Paragraph Vectors (Doc2Vec):
Thanks to Mikolov et al. NLP era has new technique for representing large documents instead of individual tokens. It is indeed generalization of the Word2Vec method in which relationship between documents is made sometimes we call it paragraph embeddings, So in our task i think we should call it tweets embeddings.
McMinn et al. (2013) address the lack of publicly available corpora for evaluation of event detection approaches in Twitter. He created the corpus by downloading a collection of 120 million English tweets using the Twitter Streaming API for 28 days, starting on 10 October 2012.
In my implementation i followed TwitterNews Monitoring tool Architecture, The paper is referenced in the References section, We don't have prior knowledge about the number of events we are going to collect since the data is pretty large following the fact that it is downloaded from Twitter (over one billion tweets) every day. In this case many statistical algorithms like (K-Means, DB-Scan, PCA, TSNE ... etc) techniques may not be scaled solution.
What about Clustering by Inverted Index ?
Term Tweets Inverted Index:
term tweets inverted index is constructed and stored to map between tokens and its occurrences in every tweet. the inverted index of Finite set K x Q for sake of memory optimization. so every time we get new tweet from stream API the oldest one is replaced with the latest.
Previously, for each input tweet d the top k Tf-Idf weighted terms are selected to search for tweets that have those terms. Then, each tweets is compared with the input tweet d using cosine similarity to determine the tweet novelty based on threshold we determine if this tweet unique or not.
If the tweets is determined not unique then it should be sent to the cluster Module in which term events inverted index should be constructed accordingly !
let's elaborate this idea with an example, let us consider the input tweet
“Mo Yan wins Nobel in Literature”, where the top three tf − idf weighted terms are [mo yan, nobel , literature].
Each of the terms is searched in the term-tweets inverted index and the
tweets with IDs = [3, 5, 7, 15, 18, 21, 25] are retrieved (Check the term tweets Figure).
Event Tweets Inverted Index:
Now since we have table that map between tweets most trending tokens and its tweets ids we have another relation between token and its events ids. The term tweets inverted index table represent the tokens and its corresponding clusters.
To elaborate this idea with the same example used in the Search Module, let
us consider that, the input tweet “Mo Yan wins Nobel in Literature” is decided as “not unique” and sent to the EventCluster Module.
The top three tf − idf weighted terms of the tweet are “mo yan”, “nobel ”, and “literature”. Each of the terms is searched in the term-eventIDs inverted index and the event clusters with IDs = [1, 2, 4, 7, 8, 15] are retrieved.
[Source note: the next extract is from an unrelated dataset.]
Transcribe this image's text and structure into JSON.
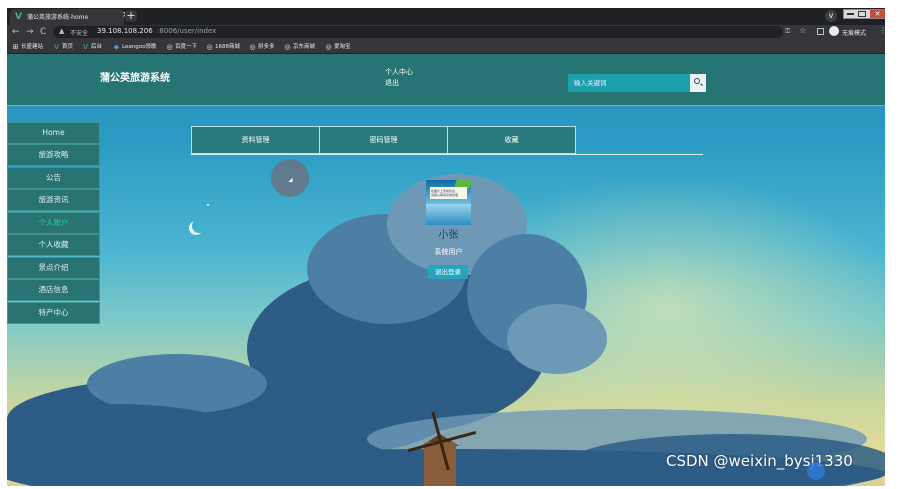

the input tweet vector is compared with the centroid of each of the retrieved event clusters and assigned to the cluster with the highest cosine similarity If the cosine similarity is below a certain threshold a new cluster is created and the tweet is added to the newly created cluster.
Note that the total number of event clusters with which the input tweet is compared will always be within K × E. sub clusters events may be created over time in which certainly took place due to Topic Drift. According to the author this problem can be fixed later using Defragmentation techniques by merging the similar clusters together based on some heuristic.
- McMinn, A.J., Moshfeghi, Y., Jose, J.M.: Building a large-scale corpus for evaluating event detection on Twitter.
- TwitterNews+: A Framework for Real Time Event Detection from the Twitter Data Stream
- Real-Time Novel Event Detection from Social Media.
- Ruder Blog Posts | Comprehensive summary on word embeddings.